We joined a group of my co-workers last weekend for a visit to Putuo Shan, which translates to Buddha mountain. The Chinese pronunciation of Putuo is actually very close to the English pronunciation of Buddha. Putuo Shan is a mountain, but more importantly, it's also an island. It's beautiful, loaded with ornate Buddhist temples, and by Chinese standards anyway, it's unspoiled and not too crowded. There are crowds of tourists, for sure, but the island in general has a slow pace and relaxed vibe that's a welcome change from the hustle of the cities.
The first night of our tour was spent in Zhou Shan (pronounced Joe Shahn), a larger island en route to Putuo Shan, in a rather seedy $15-per-night hotel on the waterfront. Our Chinese friends arranged the whole weekend's itenerary, so I presume this might be typical accomodations for this type of weekend getaway. We enjoyed a late meal under a tent on a mile-long row of seemingly identical outdoor seafood restaurants. The sign on each identical tent reads Seafood Night Snack. For our second night, on Putuo Shan itself, we were relieved to find the hotel had a very nice, almost luxurious lobby, but our hopes for an equally nice room were quickly dashed. We had to settle for a musty smelling, ant-infested room. Nevertheless, I'm grateful to my friends who arranged everything, and I figure I would have ended up with something even worse if I had tried to arrange it myself. It's all part of the genuine Chinese experience, as far as I'm concerned.
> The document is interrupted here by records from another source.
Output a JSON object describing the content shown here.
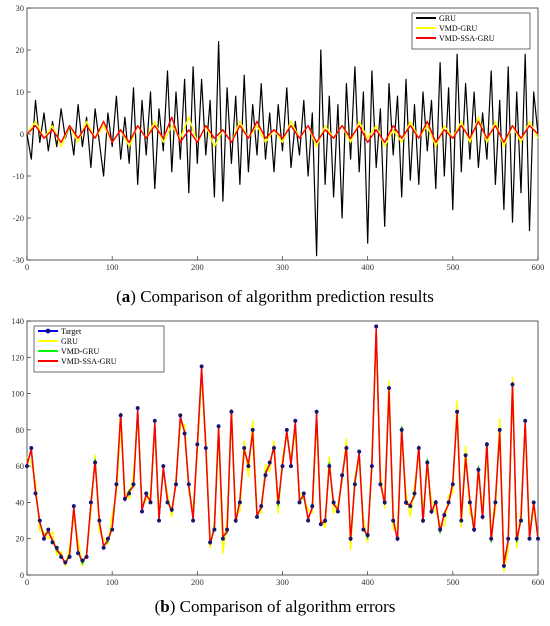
{
  "captions": {
    "a": {
      "letter": "a",
      "text": ") Comparison of algorithm prediction results"
    },
    "b": {
      "letter": "b",
      "text": ") Comparison of algorithm errors"
    }
  },
  "chart_data": [
    {
      "type": "line",
      "panel": "a",
      "title": "",
      "xlabel": "",
      "ylabel": "",
      "xlim": [
        0,
        600
      ],
      "ylim": [
        -30,
        30
      ],
      "xticks": [
        0,
        100,
        200,
        300,
        400,
        500,
        600
      ],
      "yticks": [
        -30,
        -20,
        -10,
        0,
        10,
        20,
        30
      ],
      "grid": false,
      "legend_position": "top-right",
      "series": [
        {
          "name": "GRU",
          "color": "#000000",
          "x": [
            0,
            5,
            10,
            15,
            20,
            25,
            30,
            35,
            40,
            45,
            50,
            55,
            60,
            65,
            70,
            75,
            80,
            85,
            90,
            95,
            100,
            105,
            110,
            115,
            120,
            125,
            130,
            135,
            140,
            145,
            150,
            155,
            160,
            165,
            170,
            175,
            180,
            185,
            190,
            195,
            200,
            205,
            210,
            215,
            220,
            225,
            230,
            235,
            240,
            245,
            250,
            255,
            260,
            265,
            270,
            275,
            280,
            285,
            290,
            295,
            300,
            305,
            310,
            315,
            320,
            325,
            330,
            335,
            340,
            345,
            350,
            355,
            360,
            365,
            370,
            375,
            380,
            385,
            390,
            395,
            400,
            405,
            410,
            415,
            420,
            425,
            430,
            435,
            440,
            445,
            450,
            455,
            460,
            465,
            470,
            475,
            480,
            485,
            490,
            495,
            500,
            505,
            510,
            515,
            520,
            525,
            530,
            535,
            540,
            545,
            550,
            555,
            560,
            565,
            570,
            575,
            580,
            585,
            590,
            595,
            600
          ],
          "y": [
            0,
            -6,
            8,
            -2,
            5,
            -4,
            3,
            -3,
            6,
            -1,
            2,
            -5,
            7,
            -3,
            4,
            -8,
            6,
            -2,
            -10,
            5,
            -3,
            9,
            -6,
            4,
            -7,
            11,
            -12,
            8,
            -5,
            10,
            -13,
            6,
            -4,
            15,
            -9,
            10,
            -6,
            13,
            -14,
            16,
            -7,
            13,
            -5,
            8,
            -15,
            22,
            -16,
            11,
            -7,
            9,
            -12,
            14,
            -9,
            7,
            -5,
            12,
            -6,
            5,
            -9,
            7,
            -4,
            11,
            -8,
            3,
            -5,
            8,
            -10,
            5,
            -29,
            20,
            -12,
            9,
            -15,
            7,
            -20,
            12,
            -6,
            16,
            -9,
            10,
            -26,
            15,
            -8,
            6,
            -22,
            12,
            -5,
            9,
            -15,
            13,
            -11,
            7,
            -12,
            10,
            -4,
            8,
            -13,
            17,
            -10,
            11,
            -18,
            19,
            -9,
            12,
            -6,
            10,
            -8,
            5,
            -6,
            15,
            -12,
            8,
            -18,
            16,
            -21,
            10,
            -14,
            19,
            -23,
            10,
            0
          ]
        },
        {
          "name": "VMD-GRU",
          "color": "#ffff00",
          "x": [
            0,
            10,
            20,
            30,
            40,
            50,
            60,
            70,
            80,
            90,
            100,
            110,
            120,
            130,
            140,
            150,
            160,
            170,
            180,
            190,
            200,
            210,
            220,
            230,
            240,
            250,
            260,
            270,
            280,
            290,
            300,
            310,
            320,
            330,
            340,
            350,
            360,
            370,
            380,
            390,
            400,
            410,
            420,
            430,
            440,
            450,
            460,
            470,
            480,
            490,
            500,
            510,
            520,
            530,
            540,
            550,
            560,
            570,
            580,
            590,
            600
          ],
          "y": [
            0,
            3,
            -1,
            2,
            -3,
            2,
            -2,
            3,
            -1,
            2,
            -2,
            1,
            -3,
            2,
            -1,
            3,
            -2,
            2,
            -1,
            4,
            -2,
            2,
            -3,
            1,
            -2,
            3,
            -1,
            2,
            -2,
            1,
            -2,
            3,
            -1,
            2,
            -3,
            2,
            -1,
            2,
            -2,
            3,
            -1,
            2,
            -3,
            1,
            -2,
            3,
            -1,
            2,
            -3,
            2,
            -1,
            3,
            -2,
            4,
            -2,
            3,
            -3,
            2,
            -2,
            3,
            -1
          ]
        },
        {
          "name": "VMD-SSA-GRU",
          "color": "#ff0000",
          "x": [
            0,
            10,
            20,
            30,
            40,
            50,
            60,
            70,
            80,
            90,
            100,
            110,
            120,
            130,
            140,
            150,
            160,
            170,
            180,
            190,
            200,
            210,
            220,
            230,
            240,
            250,
            260,
            270,
            280,
            290,
            300,
            310,
            320,
            330,
            340,
            350,
            360,
            370,
            380,
            390,
            400,
            410,
            420,
            430,
            440,
            450,
            460,
            470,
            480,
            490,
            500,
            510,
            520,
            530,
            540,
            550,
            560,
            570,
            580,
            590,
            600
          ],
          "y": [
            0,
            2,
            -1,
            1,
            -2,
            2,
            -1,
            2,
            -1,
            3,
            -2,
            1,
            -2,
            2,
            -1,
            2,
            -1,
            4,
            -2,
            1,
            -2,
            2,
            -1,
            1,
            -2,
            2,
            -1,
            3,
            -1,
            1,
            -1,
            2,
            -1,
            2,
            -2,
            1,
            -1,
            2,
            -1,
            2,
            -2,
            1,
            -2,
            2,
            -1,
            2,
            -1,
            3,
            -2,
            1,
            -1,
            2,
            -1,
            3,
            -1,
            2,
            -2,
            2,
            -1,
            2,
            0
          ]
        }
      ],
      "legend": [
        {
          "name": "GRU",
          "color": "#000000"
        },
        {
          "name": "VMD-GRU",
          "color": "#ffff00"
        },
        {
          "name": "VMD-SSA-GRU",
          "color": "#ff0000"
        }
      ]
    },
    {
      "type": "line",
      "panel": "b",
      "title": "",
      "xlabel": "",
      "ylabel": "",
      "xlim": [
        0,
        600
      ],
      "ylim": [
        0,
        140
      ],
      "xticks": [
        0,
        100,
        200,
        300,
        400,
        500,
        600
      ],
      "yticks": [
        0,
        20,
        40,
        60,
        80,
        100,
        120,
        140
      ],
      "grid": false,
      "legend_position": "top-left",
      "x": [
        0,
        5,
        10,
        15,
        20,
        25,
        30,
        35,
        40,
        45,
        50,
        55,
        60,
        65,
        70,
        75,
        80,
        85,
        90,
        95,
        100,
        105,
        110,
        115,
        120,
        125,
        130,
        135,
        140,
        145,
        150,
        155,
        160,
        165,
        170,
        175,
        180,
        185,
        190,
        195,
        200,
        205,
        210,
        215,
        220,
        225,
        230,
        235,
        240,
        245,
        250,
        255,
        260,
        265,
        270,
        275,
        280,
        285,
        290,
        295,
        300,
        305,
        310,
        315,
        320,
        325,
        330,
        335,
        340,
        345,
        350,
        355,
        360,
        365,
        370,
        375,
        380,
        385,
        390,
        395,
        400,
        405,
        410,
        415,
        420,
        425,
        430,
        435,
        440,
        445,
        450,
        455,
        460,
        465,
        470,
        475,
        480,
        485,
        490,
        495,
        500,
        505,
        510,
        515,
        520,
        525,
        530,
        535,
        540,
        545,
        550,
        555,
        560,
        565,
        570,
        575,
        580,
        585,
        590,
        595,
        600
      ],
      "target": [
        60,
        70,
        45,
        30,
        20,
        25,
        18,
        15,
        10,
        7,
        10,
        38,
        12,
        8,
        10,
        40,
        62,
        30,
        15,
        20,
        25,
        50,
        88,
        42,
        45,
        50,
        92,
        35,
        45,
        40,
        85,
        30,
        60,
        40,
        36,
        50,
        88,
        78,
        50,
        30,
        72,
        115,
        70,
        18,
        25,
        82,
        20,
        25,
        90,
        30,
        40,
        70,
        60,
        80,
        32,
        38,
        55,
        62,
        70,
        40,
        60,
        80,
        60,
        85,
        40,
        45,
        30,
        38,
        90,
        28,
        30,
        60,
        40,
        35,
        55,
        70,
        20,
        50,
        68,
        25,
        22,
        60,
        137,
        50,
        40,
        103,
        30,
        20,
        80,
        40,
        38,
        45,
        70,
        30,
        62,
        35,
        40,
        25,
        33,
        40,
        50,
        90,
        30,
        66,
        40,
        25,
        58,
        32,
        72,
        20,
        40,
        80,
        5,
        20,
        105,
        20,
        30,
        85,
        20,
        40,
        20
      ],
      "series": [
        {
          "name": "Target",
          "color": "#0000ff",
          "marker": "circle"
        },
        {
          "name": "GRU",
          "color": "#ffff00",
          "offset": [
            5,
            -8,
            6,
            -6,
            4,
            -5,
            6,
            -4,
            3,
            -2,
            5,
            -6,
            7,
            -3,
            2,
            -5,
            4,
            -6,
            5,
            -3,
            8,
            -5,
            -6,
            4,
            -3,
            6,
            -5,
            3,
            -4,
            5,
            -6,
            4,
            -3,
            5,
            -4,
            3,
            -6,
            5,
            -4,
            6,
            -5,
            -6,
            5,
            -3,
            4,
            -5,
            -8,
            6,
            -4,
            3,
            -5,
            4,
            -6,
            5,
            3,
            -4,
            6,
            -5,
            4,
            -6,
            5,
            -3,
            4,
            -6,
            5,
            -3,
            6,
            -4,
            -5,
            3,
            -4,
            5,
            -6,
            4,
            -3,
            5,
            -6,
            4,
            -5,
            6,
            -4,
            5,
            -7,
            6,
            -3,
            4,
            -5,
            6,
            -4,
            5,
            -6,
            4,
            -3,
            5,
            -4,
            6,
            -5,
            3,
            -6,
            4,
            -5,
            6,
            -4,
            5,
            -6,
            4,
            -3,
            5,
            -6,
            4,
            -5,
            6,
            -3,
            -6,
            4,
            -5,
            6,
            -4,
            5,
            -3
          ]
        },
        {
          "name": "VMD-GRU",
          "color": "#00ff00",
          "offset": [
            2,
            -2,
            1,
            -1,
            2,
            -1,
            1,
            -2,
            1,
            -1,
            2,
            -1,
            1,
            -2,
            1,
            -1,
            2,
            -1,
            1,
            -2,
            1,
            -2,
            1,
            -1,
            2,
            -1,
            -1,
            2,
            -1,
            1,
            -2,
            1,
            -1,
            2,
            -1,
            1,
            -2,
            1,
            -1,
            2,
            -1,
            -2,
            1,
            -1,
            2,
            -1,
            1,
            -2,
            1,
            -1,
            2,
            -1,
            1,
            -2,
            1,
            -1,
            2,
            -1,
            1,
            -2,
            1,
            -1,
            2,
            -1,
            1,
            -2,
            1,
            -1,
            -2,
            1,
            -1,
            2,
            -1,
            1,
            -2,
            1,
            -1,
            2,
            -1,
            1,
            -2,
            1,
            -2,
            1,
            -1,
            -2,
            1,
            -1,
            2,
            -1,
            1,
            -2,
            1,
            -1,
            2,
            -1,
            1,
            -2,
            1,
            -1,
            2,
            -1,
            1,
            -2,
            1,
            -1,
            2,
            -1,
            1,
            -2,
            1,
            -1,
            2,
            -1,
            1,
            -2,
            1,
            -1,
            2
          ]
        },
        {
          "name": "VMD-SSA-GRU",
          "color": "#ff0000",
          "offset": [
            1,
            -1,
            1,
            -1,
            1,
            -1,
            1,
            -1,
            1,
            -1,
            1,
            -1,
            1,
            -1,
            1,
            -1,
            1,
            -1,
            1,
            -1,
            1,
            -1,
            1,
            -1,
            1,
            -1,
            -1,
            1,
            -1,
            1,
            -1,
            1,
            -1,
            1,
            -1,
            1,
            -1,
            1,
            -1,
            1,
            -1,
            -1,
            1,
            -1,
            1,
            -1,
            1,
            -1,
            1,
            -1,
            1,
            -1,
            1,
            -1,
            1,
            -1,
            1,
            -1,
            1,
            -1,
            1,
            -1,
            1,
            -1,
            1,
            -1,
            1,
            -1,
            -1,
            1,
            -1,
            1,
            -1,
            1,
            -1,
            1,
            -1,
            1,
            -1,
            1,
            -1,
            1,
            -1,
            1,
            -1,
            -1,
            1,
            -1,
            1,
            -1,
            1,
            -1,
            1,
            -1,
            1,
            -1,
            1,
            -1,
            1,
            -1,
            1,
            -1,
            1,
            -1,
            1,
            -1,
            1,
            -1,
            1,
            -1,
            1,
            -1,
            1,
            -1,
            1,
            -1,
            1
          ]
        }
      ],
      "legend": [
        {
          "name": "Target",
          "color": "#0000ff"
        },
        {
          "name": "GRU",
          "color": "#ffff00"
        },
        {
          "name": "VMD-GRU",
          "color": "#00ff00"
        },
        {
          "name": "VMD-SSA-GRU",
          "color": "#ff0000"
        }
      ]
    }
  ]
}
Of the dozens of temples we saw, most were centered around a large golden statue of the Buddha or some Boddhisattva (a figure who is on the path to enlightenment -- a future Buddha), the most important one here being Guan Yin, which is a feminine character representing compassion. At each temple, visitors lit incense, prayed, offered gifts and donations, and performed rituals designed to bring good luck, health, or wealth. One of the more memorable scenes for me was a group of Buddhist nuns gathered in a room near a temple, doors wide open, counting a mountain of cash from all the donations, in plain sight of the tourist mob. No bullet-proof glass here!
An interesting note is that the ubiquitous pot-bellied, bald-headed Chinese "Buddha" figure is in fact Hotei, another Boddhisattva whose image was apparently inspired by an actual Chan monk from the Liang Dynasty. This site has an interesting summary of the various Buddha images.
Organized tours are popular here, and annoying. Mobs of Chinese follow their megaphone-toting tour guide to all the big sights, everyone wearing the same cheap hats; the tour companies give everyone the same hats to wear, presumably so it's easier for the megaphone-meister to corral his/her mob with a high-decibal verbal assault.
The island even has a few nice beaches -- with one caveat. The ocean surrounding the island, as far as the eye can see (which is many miles from the Shan-tops), is the color of a mudslide. None of the tourists here will get beyond knee-deep in the water, either. Andrew still had fun in the sand and surf, though, making a major spectacle of himself when he went face first into the shallow water, getting his shirt and underwear (makeshift swimsuit) soaked, and again when mommy stripped him to his birthday suit to rinse off the sand.
A vendor had a bungy-jumping contraption on the beach, and we haggled them down to 20 RMB (about $2.50) per person for a chance to harness yourself in and launch yourself up and down doing kung-fu special effects.